Too bad for the little girl,
he thought, but good for me.
He was a little suspicious ---
after all – you could never really trust people but he
also loved pizza and the smell was so wonderful..
Suddenly the girl reappeared.
But now – and this was confusing – she was wearing
different clothing.
“Get away from there,” the
Lady in Blue yelled.
And the girl ran away quickly
but not before pushing a piece of cardboard down into the grate.
Ralphie looked at it … it was a piece of cardboard from
the top of a pizza box and the girl had drawn a circle around
the pizza and marked a line through it – like those signs
that told you not to do something.

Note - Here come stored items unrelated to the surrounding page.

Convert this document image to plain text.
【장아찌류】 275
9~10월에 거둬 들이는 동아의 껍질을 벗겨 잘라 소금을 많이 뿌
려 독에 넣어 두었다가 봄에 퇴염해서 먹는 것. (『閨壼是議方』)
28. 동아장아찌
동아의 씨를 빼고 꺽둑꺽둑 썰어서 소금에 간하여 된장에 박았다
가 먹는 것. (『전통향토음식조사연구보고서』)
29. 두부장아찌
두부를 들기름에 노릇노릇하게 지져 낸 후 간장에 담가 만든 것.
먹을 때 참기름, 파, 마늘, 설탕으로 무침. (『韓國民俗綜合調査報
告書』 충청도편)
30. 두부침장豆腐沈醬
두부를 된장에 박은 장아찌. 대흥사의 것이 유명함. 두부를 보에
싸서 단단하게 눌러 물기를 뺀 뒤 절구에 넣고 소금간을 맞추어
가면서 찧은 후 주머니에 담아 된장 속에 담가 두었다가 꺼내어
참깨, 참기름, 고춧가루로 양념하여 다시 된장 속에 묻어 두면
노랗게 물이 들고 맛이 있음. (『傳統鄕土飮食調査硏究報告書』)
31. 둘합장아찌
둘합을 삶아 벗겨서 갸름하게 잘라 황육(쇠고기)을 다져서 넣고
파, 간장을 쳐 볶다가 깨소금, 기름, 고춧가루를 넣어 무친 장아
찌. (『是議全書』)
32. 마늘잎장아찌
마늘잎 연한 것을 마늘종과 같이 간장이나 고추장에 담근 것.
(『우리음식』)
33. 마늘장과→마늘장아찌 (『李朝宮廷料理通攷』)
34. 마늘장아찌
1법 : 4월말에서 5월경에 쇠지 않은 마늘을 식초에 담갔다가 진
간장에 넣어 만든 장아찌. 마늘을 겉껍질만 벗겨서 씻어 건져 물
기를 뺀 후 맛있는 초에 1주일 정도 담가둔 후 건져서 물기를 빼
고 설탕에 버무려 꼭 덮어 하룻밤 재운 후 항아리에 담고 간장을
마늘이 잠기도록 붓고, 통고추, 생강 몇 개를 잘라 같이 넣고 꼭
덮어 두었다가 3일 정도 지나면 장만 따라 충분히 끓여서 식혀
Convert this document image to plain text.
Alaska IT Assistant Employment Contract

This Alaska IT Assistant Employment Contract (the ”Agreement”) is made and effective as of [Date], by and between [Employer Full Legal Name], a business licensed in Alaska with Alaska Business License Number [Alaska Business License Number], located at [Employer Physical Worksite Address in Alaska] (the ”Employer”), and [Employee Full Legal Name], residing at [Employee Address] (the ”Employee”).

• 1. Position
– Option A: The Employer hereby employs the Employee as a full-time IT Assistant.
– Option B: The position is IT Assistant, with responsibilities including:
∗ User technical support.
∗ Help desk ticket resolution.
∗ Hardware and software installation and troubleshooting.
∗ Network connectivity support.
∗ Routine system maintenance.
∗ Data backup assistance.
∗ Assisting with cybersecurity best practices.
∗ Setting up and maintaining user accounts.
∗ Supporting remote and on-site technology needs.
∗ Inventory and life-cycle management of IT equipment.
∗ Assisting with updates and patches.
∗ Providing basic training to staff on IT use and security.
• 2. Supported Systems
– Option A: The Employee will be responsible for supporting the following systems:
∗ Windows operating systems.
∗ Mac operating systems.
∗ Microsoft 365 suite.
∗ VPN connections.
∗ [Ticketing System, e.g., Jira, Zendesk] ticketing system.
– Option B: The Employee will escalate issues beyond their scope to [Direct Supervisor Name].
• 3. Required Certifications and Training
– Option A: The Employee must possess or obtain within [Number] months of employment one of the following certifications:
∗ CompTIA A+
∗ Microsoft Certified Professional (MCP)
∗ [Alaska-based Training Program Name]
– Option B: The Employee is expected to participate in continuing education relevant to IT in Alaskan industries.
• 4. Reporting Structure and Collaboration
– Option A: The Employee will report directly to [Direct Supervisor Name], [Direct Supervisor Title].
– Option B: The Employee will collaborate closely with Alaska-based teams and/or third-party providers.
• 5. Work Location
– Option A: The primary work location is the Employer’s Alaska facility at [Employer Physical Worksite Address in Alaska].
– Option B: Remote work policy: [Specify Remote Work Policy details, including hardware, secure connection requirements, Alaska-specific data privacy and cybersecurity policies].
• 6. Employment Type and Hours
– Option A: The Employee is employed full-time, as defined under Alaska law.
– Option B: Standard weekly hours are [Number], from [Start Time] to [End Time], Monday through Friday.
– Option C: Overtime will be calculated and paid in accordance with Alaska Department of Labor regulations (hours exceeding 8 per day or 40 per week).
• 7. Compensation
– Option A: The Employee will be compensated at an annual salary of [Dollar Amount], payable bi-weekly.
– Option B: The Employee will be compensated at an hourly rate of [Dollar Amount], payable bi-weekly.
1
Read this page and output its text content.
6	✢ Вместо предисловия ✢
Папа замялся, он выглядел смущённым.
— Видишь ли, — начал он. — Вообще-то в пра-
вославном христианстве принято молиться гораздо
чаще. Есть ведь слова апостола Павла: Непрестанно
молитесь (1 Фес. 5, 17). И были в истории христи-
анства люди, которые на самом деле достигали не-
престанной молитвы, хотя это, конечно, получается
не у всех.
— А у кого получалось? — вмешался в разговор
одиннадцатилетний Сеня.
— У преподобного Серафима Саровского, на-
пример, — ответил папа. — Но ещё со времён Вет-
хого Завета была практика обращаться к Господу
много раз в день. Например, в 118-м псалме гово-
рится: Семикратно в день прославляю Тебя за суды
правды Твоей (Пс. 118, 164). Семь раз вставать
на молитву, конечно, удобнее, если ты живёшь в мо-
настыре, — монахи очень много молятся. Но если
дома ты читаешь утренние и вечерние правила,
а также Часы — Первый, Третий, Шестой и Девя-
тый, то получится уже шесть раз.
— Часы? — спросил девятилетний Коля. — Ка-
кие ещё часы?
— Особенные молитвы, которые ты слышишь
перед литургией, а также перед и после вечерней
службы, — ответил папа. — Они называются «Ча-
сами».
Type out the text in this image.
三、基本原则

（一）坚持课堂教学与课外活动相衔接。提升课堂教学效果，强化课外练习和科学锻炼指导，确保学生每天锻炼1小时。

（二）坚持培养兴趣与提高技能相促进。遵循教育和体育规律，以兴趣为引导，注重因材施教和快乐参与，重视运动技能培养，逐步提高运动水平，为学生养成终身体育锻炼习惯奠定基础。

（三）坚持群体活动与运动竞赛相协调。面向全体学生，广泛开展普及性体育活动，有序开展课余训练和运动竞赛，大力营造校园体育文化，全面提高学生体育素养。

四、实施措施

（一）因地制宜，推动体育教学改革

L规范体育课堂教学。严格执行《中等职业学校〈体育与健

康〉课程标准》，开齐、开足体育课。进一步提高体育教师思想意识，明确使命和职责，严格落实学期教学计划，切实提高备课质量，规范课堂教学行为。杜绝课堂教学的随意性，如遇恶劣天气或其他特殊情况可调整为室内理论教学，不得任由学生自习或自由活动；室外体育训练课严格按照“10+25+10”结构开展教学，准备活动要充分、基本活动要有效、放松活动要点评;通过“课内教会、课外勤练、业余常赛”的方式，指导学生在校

Like a line through
a skateboard that meant no skateboarding.
Ralph looked at the sign.
No Pizza? He thought.
No Pizza?
He peeked up through the grate.
He looked across the schoolyard and he could see the Lady in
Blue yelling at the girl with brown hair. And nearby, was the other girl
with the brown hair. The one who had left the pizza. Two girls
with brown hair?
And that’s when Ralphie
figured it out. He looked at the pizza in the sunlight and saw
the white powder on it. He recognized that powder. It was the
coagulating powder. The Lady in Blue must had gotten another
girl with brown hair to leave the pizza.
He began to dig and dig and
made a hole to bury the pizza. He didn’t want anybody else
eating that poisoned pizza. No way, he thought.
Later that day, after school
was out. The girl with brown hair – the real girl – showed
up at the grate.
She looked at Ralphie and he
looked at her. He didn’t say anything. For once words failed
him. Finally he spoke. “Thanks.”
“If I could write better,” she
said, “then I could have written you a real note.”
“Yeah,” said Ralphie. “if
you could write better.”
“And if I could read better?” she
said.
“Yeah,” said Ralphie. “Well
maybe I could make some time to teach you a few things,” he
said.
And that’s the day when
Ralphie’s life changed. Because that’s the day Ralphie
learned that of all the millions of people in the world … there
was one person he could finally trust.